One in five people will have depression at some point in their lives while more than 120,000 Derbyshire adults are depressed – representing 12 per cent of the county’s population.
Yet as many as three in four cases of depression are neither recognised nor treated, even though more than 80 per cent of people can be helped with the right treatment.
Now, Derbyshire health bosses are marking Depression Awareness Week, running from 26th April to 3rd May, by urging people with depression to seek help.
Dr Steve Lloyd, chairman of NHS Hardwick Clinical Commissioning Group, which plans and buys the county’s mental health services, said: “Depression is different for everyone but, just like any other illness, it can get better with the right help and support.
“There are many different ways of managing depression that can help people to lead a normal, healthy and active life.
“If you think you might be depressed, the advice is to talk about how you are feeling, either to friends, family and/or your GP. There are many things you can do, without needing professional help, such as maintaining a healthy diet, getting regular exercise, not drinking too much alcohol, socialising and taking up a hobby.
“If the problem persists, the best advice is to make an appointment to see your GP, who will be able to advise on the best treatment. This could be a prescription of medication or a referral to one of the primary care psychological therapy services now available to patients over 18 years across Derbyshire.
“These services offer talking therapies that can be delivered individually or in groups, and can help you understand your symptoms and give helpful advice on coping with them.”
Symptoms of depression include continuous low mood or sadness; low self-esteem; feelings of anxiety, worry, irritability or intolerance; suicidal thoughts or thoughts of harming yourself. Other symptoms include disturbed sleep or changes in appetite, weight or menstrual cycle.

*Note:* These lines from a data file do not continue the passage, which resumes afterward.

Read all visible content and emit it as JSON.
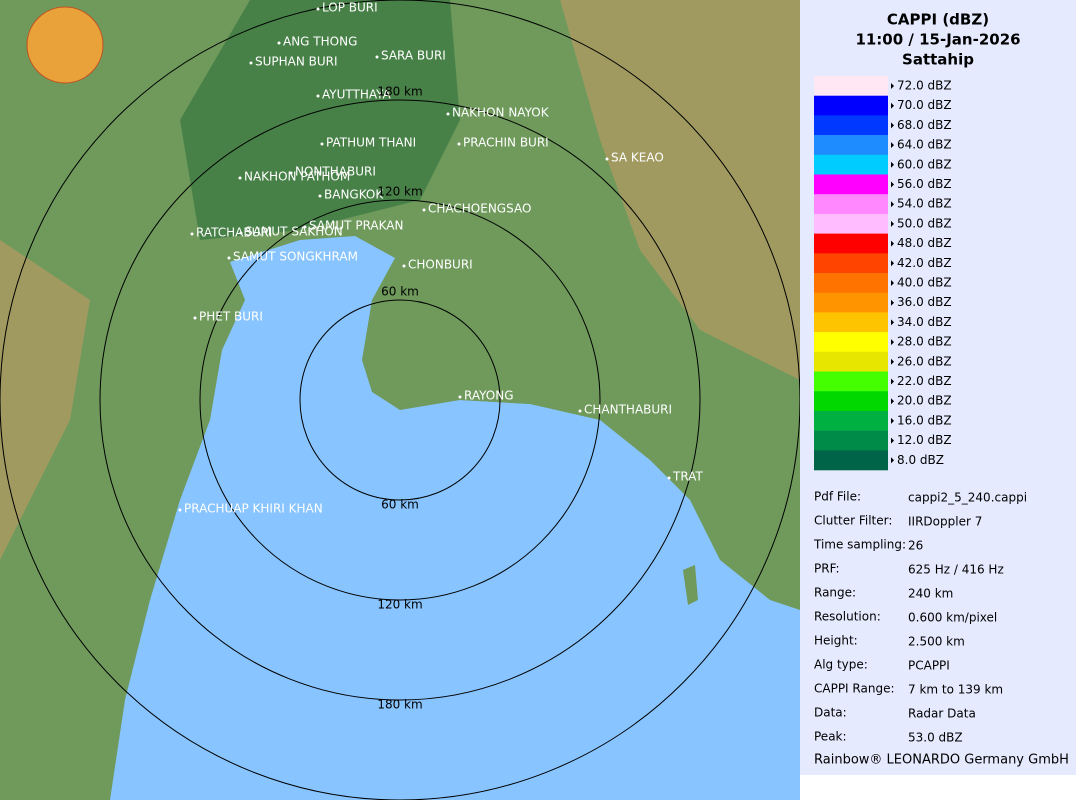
{
  "title": {
    "product": "CAPPI (dBZ)",
    "time": "11:00 / 15-Jan-2026",
    "site": "Sattahip"
  },
  "legend": {
    "items": [
      {
        "label": "72.0 dBZ",
        "color": "#ffe8f4"
      },
      {
        "label": "70.0 dBZ",
        "color": "#0000ff"
      },
      {
        "label": "68.0 dBZ",
        "color": "#0038ff"
      },
      {
        "label": "64.0 dBZ",
        "color": "#1e8cff"
      },
      {
        "label": "60.0 dBZ",
        "color": "#00ccff"
      },
      {
        "label": "56.0 dBZ",
        "color": "#ff00ff"
      },
      {
        "label": "54.0 dBZ",
        "color": "#ff88ff"
      },
      {
        "label": "50.0 dBZ",
        "color": "#ffbcff"
      },
      {
        "label": "48.0 dBZ",
        "color": "#ff0000"
      },
      {
        "label": "42.0 dBZ",
        "color": "#ff4400"
      },
      {
        "label": "40.0 dBZ",
        "color": "#ff7400"
      },
      {
        "label": "36.0 dBZ",
        "color": "#ff9400"
      },
      {
        "label": "34.0 dBZ",
        "color": "#ffc400"
      },
      {
        "label": "28.0 dBZ",
        "color": "#ffff00"
      },
      {
        "label": "26.0 dBZ",
        "color": "#e6e600"
      },
      {
        "label": "22.0 dBZ",
        "color": "#44ff00"
      },
      {
        "label": "20.0 dBZ",
        "color": "#00d800"
      },
      {
        "label": "16.0 dBZ",
        "color": "#00b040"
      },
      {
        "label": "12.0 dBZ",
        "color": "#008c48"
      },
      {
        "label": "8.0 dBZ",
        "color": "#006448"
      }
    ]
  },
  "info": [
    {
      "key": "Pdf File:",
      "value": "cappi2_5_240.cappi"
    },
    {
      "key": "Clutter Filter:",
      "value": "IIRDoppler 7"
    },
    {
      "key": "Time sampling:",
      "value": "26"
    },
    {
      "key": "PRF:",
      "value": "625 Hz / 416 Hz"
    },
    {
      "key": "Range:",
      "value": "240 km"
    },
    {
      "key": "Resolution:",
      "value": "0.600 km/pixel"
    },
    {
      "key": "Height:",
      "value": "2.500 km"
    },
    {
      "key": "Alg type:",
      "value": "PCAPPI"
    },
    {
      "key": "CAPPI Range:",
      "value": "7 km to 139 km"
    },
    {
      "key": "Data:",
      "value": "Radar Data"
    },
    {
      "key": "Peak:",
      "value": "53.0 dBZ"
    }
  ],
  "footer": "Rainbow® LEONARDO Germany GmbH",
  "map": {
    "range_labels": [
      "180 km",
      "120 km",
      "60 km",
      "60 km",
      "120 km",
      "180 km"
    ],
    "cities": [
      "LOP BURI",
      "ANG THONG",
      "SARA BURI",
      "SUPHAN BURI",
      "AYUTTHAYA",
      "NAKHON NAYOK",
      "PATHUM THANI",
      "PRACHIN BURI",
      "SA KEAO",
      "NONTHABURI",
      "NAKHON PATHOM",
      "BANGKOK",
      "CHACHOENGSAO",
      "SAMUT PRAKAN",
      "RATCHABURI",
      "SAMUT SAKHON",
      "SAMUT SONGKHRAM",
      "CHONBURI",
      "PHET BURI",
      "RAYONG",
      "CHANTHABURI",
      "TRAT",
      "PRACHUAP KHIRI KHAN"
    ]
  }
}
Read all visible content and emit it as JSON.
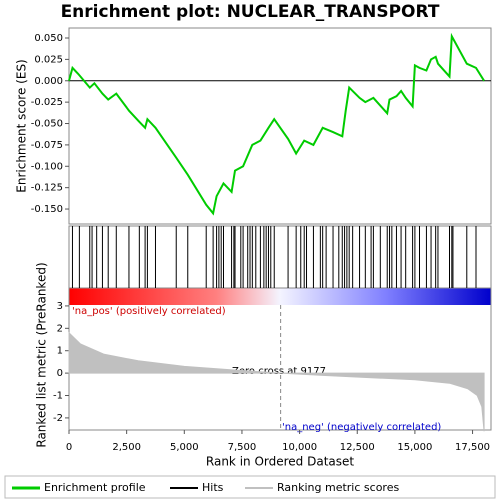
{
  "chart_data": [
    {
      "type": "line",
      "title": "Enrichment plot: NUCLEAR_TRANSPORT",
      "y_label": "Enrichment score (ES)",
      "xlim": [
        0,
        18300
      ],
      "ylim": [
        -0.1675,
        0.0617
      ],
      "yticks": [
        {
          "value": 0.05,
          "label": "0.050"
        },
        {
          "value": 0.025,
          "label": "0.025"
        },
        {
          "value": 0,
          "label": "0.000"
        },
        {
          "value": -0.025,
          "label": "-0.025"
        },
        {
          "value": -0.05,
          "label": "-0.050"
        },
        {
          "value": -0.075,
          "label": "-0.075"
        },
        {
          "value": -0.1,
          "label": "-0.100"
        },
        {
          "value": -0.125,
          "label": "-0.125"
        },
        {
          "value": -0.15,
          "label": "-0.150"
        }
      ],
      "series": [
        {
          "name": "Enrichment profile",
          "color": "#00cc00",
          "x": [
            0,
            150,
            400,
            900,
            1100,
            1450,
            1700,
            2050,
            2600,
            3050,
            3300,
            3400,
            3750,
            4650,
            5150,
            5950,
            6250,
            6400,
            6700,
            7050,
            7200,
            7550,
            7950,
            8300,
            8650,
            8900,
            9500,
            9850,
            10200,
            10600,
            11000,
            11450,
            11850,
            12000,
            12150,
            12600,
            12850,
            13200,
            13800,
            13900,
            14200,
            14400,
            14600,
            14900,
            15000,
            15200,
            15500,
            15700,
            15900,
            16000,
            16500,
            16600,
            17250,
            17650,
            18000
          ],
          "values": [
            0,
            0.015,
            0.008,
            -0.008,
            -0.003,
            -0.015,
            -0.022,
            -0.015,
            -0.035,
            -0.048,
            -0.055,
            -0.045,
            -0.055,
            -0.09,
            -0.11,
            -0.145,
            -0.155,
            -0.135,
            -0.12,
            -0.13,
            -0.105,
            -0.1,
            -0.075,
            -0.07,
            -0.055,
            -0.045,
            -0.068,
            -0.085,
            -0.07,
            -0.075,
            -0.055,
            -0.06,
            -0.065,
            -0.035,
            -0.008,
            -0.02,
            -0.025,
            -0.02,
            -0.038,
            -0.022,
            -0.018,
            -0.012,
            -0.02,
            -0.03,
            0.018,
            0.015,
            0.012,
            0.025,
            0.028,
            0.02,
            0.005,
            0.052,
            0.02,
            0.015,
            0
          ]
        }
      ]
    },
    {
      "type": "hits",
      "xlim": [
        0,
        18300
      ],
      "series": [
        {
          "name": "Hits",
          "color": "#000000",
          "x": [
            150,
            450,
            900,
            1000,
            1200,
            1450,
            1700,
            2050,
            2600,
            3050,
            3300,
            3400,
            3750,
            4650,
            5150,
            5950,
            6250,
            6400,
            6500,
            6600,
            6700,
            7050,
            7150,
            7200,
            7450,
            7550,
            7750,
            7850,
            7950,
            8100,
            8300,
            8450,
            8550,
            8650,
            8750,
            8900,
            9500,
            9850,
            10050,
            10200,
            10300,
            10600,
            10900,
            11000,
            11150,
            11450,
            11700,
            11850,
            11950,
            12050,
            12150,
            12300,
            12600,
            12850,
            13100,
            13200,
            13500,
            13800,
            13900,
            14000,
            14200,
            14400,
            14600,
            14900,
            15000,
            15200,
            15500,
            15700,
            15900,
            16000,
            16500,
            16600,
            16650,
            17250,
            17650
          ]
        }
      ]
    },
    {
      "type": "area",
      "x_label": "Rank in Ordered Dataset",
      "y_label": "Ranked list metric (PreRanked)",
      "xlim": [
        0,
        18300
      ],
      "ylim": [
        -2.54,
        3.8
      ],
      "xticks": [
        0,
        {
          "value": 2500,
          "label": "2,500"
        },
        {
          "value": 5000,
          "label": "5,000"
        },
        {
          "value": 7500,
          "label": "7,500"
        },
        {
          "value": 10000,
          "label": "10,000"
        },
        {
          "value": 12500,
          "label": "12,500"
        },
        {
          "value": 15000,
          "label": "15,000"
        },
        {
          "value": 17500,
          "label": "17,500"
        }
      ],
      "yticks": [
        3,
        2,
        1,
        0,
        -1,
        -2
      ],
      "zero_cross": 9177,
      "annotations": [
        "'na_pos' (positively correlated)",
        "Zero cross at 9177",
        "'na_neg' (negatively correlated)"
      ],
      "series": [
        {
          "name": "Ranking metric scores",
          "color": "#c0c0c0",
          "x": [
            0,
            500,
            1500,
            3000,
            5000,
            7000,
            9177,
            11000,
            13000,
            15000,
            16500,
            17300,
            17700,
            17900,
            18000
          ],
          "values": [
            1.8,
            1.3,
            0.85,
            0.55,
            0.3,
            0.15,
            0,
            -0.1,
            -0.2,
            -0.3,
            -0.45,
            -0.7,
            -1.0,
            -1.5,
            -2.6
          ]
        }
      ]
    }
  ]
}
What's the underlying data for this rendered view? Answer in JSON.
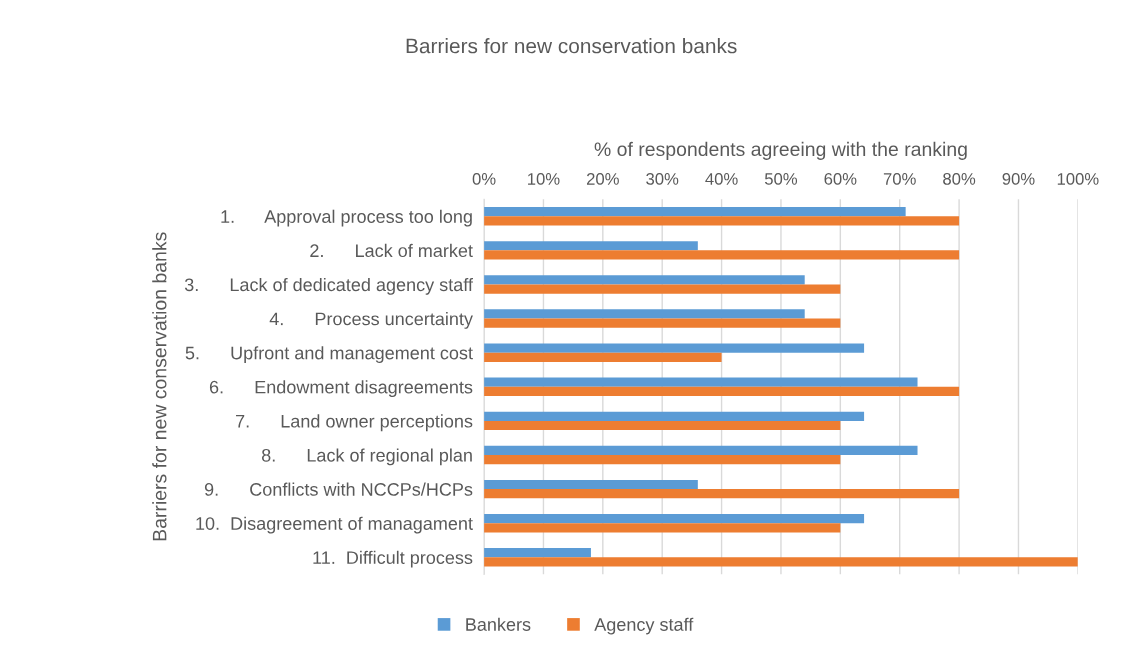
{
  "chart_data": {
    "type": "bar",
    "orientation": "horizontal",
    "title": "Barriers for new conservation banks",
    "xlabel": "% of respondents agreeing with the ranking",
    "ylabel": "Barriers for new conservation banks",
    "categories": [
      "1.      Approval process too long",
      "2.      Lack of market",
      "3.      Lack of dedicated agency staff",
      "4.      Process uncertainty",
      "5.      Upfront and management cost",
      "6.      Endowment disagreements",
      "7.      Land owner perceptions",
      "8.      Lack of regional plan",
      "9.      Conflicts with NCCPs/HCPs",
      "10.  Disagreement of managament",
      "11.  Difficult process"
    ],
    "series": [
      {
        "name": "Bankers",
        "color": "#5b9bd5",
        "values": [
          71,
          36,
          54,
          54,
          64,
          73,
          64,
          73,
          36,
          64,
          18
        ]
      },
      {
        "name": "Agency staff",
        "color": "#ed7d31",
        "values": [
          80,
          80,
          60,
          60,
          40,
          80,
          60,
          60,
          80,
          60,
          100
        ]
      }
    ],
    "xlim": [
      0,
      100
    ],
    "xticks": [
      {
        "value": 0,
        "label": "0%"
      },
      {
        "value": 10,
        "label": "10%"
      },
      {
        "value": 20,
        "label": "20%"
      },
      {
        "value": 30,
        "label": "30%"
      },
      {
        "value": 40,
        "label": "40%"
      },
      {
        "value": 50,
        "label": "50%"
      },
      {
        "value": 60,
        "label": "60%"
      },
      {
        "value": 70,
        "label": "70%"
      },
      {
        "value": 80,
        "label": "80%"
      },
      {
        "value": 90,
        "label": "90%"
      },
      {
        "value": 100,
        "label": "100%"
      }
    ],
    "grid": "x",
    "legend": "bottom"
  }
}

Depression can develop gradually or be triggered by a traumatic event such as redundancy, divorce, separation or bereavement.
In Derbyshire, people feeling depressed or anxious can refer themselves to one of five Talking Therapy services which can help manage symptoms of depression or low mood, and anxiety difficulties such as stress and panic.
Details are as follows:
Insight Healthcare – tel. 0300 555 5582; web www.insighthealthcare.org
Let’s Talk Wellbeing – tel. 0115 956 0888; web www.nottinghamshirehealthcare.nhs.uk/our-services/local-services/lets-talk-wellbeing
Steps2change – tel. 0303 123 4000; web www.steps2change.nhs.uk
Talking Mental Health – tel. 0300 123 0542; www.derbyshcft.nhs.uk/tmhd
Trent PTS – tel. 01332 265659; web www.trentpts.co.uk.
People experiencing a crisis when their GP surgery is closed should call 111 to be directed to the most appropriate specialist support.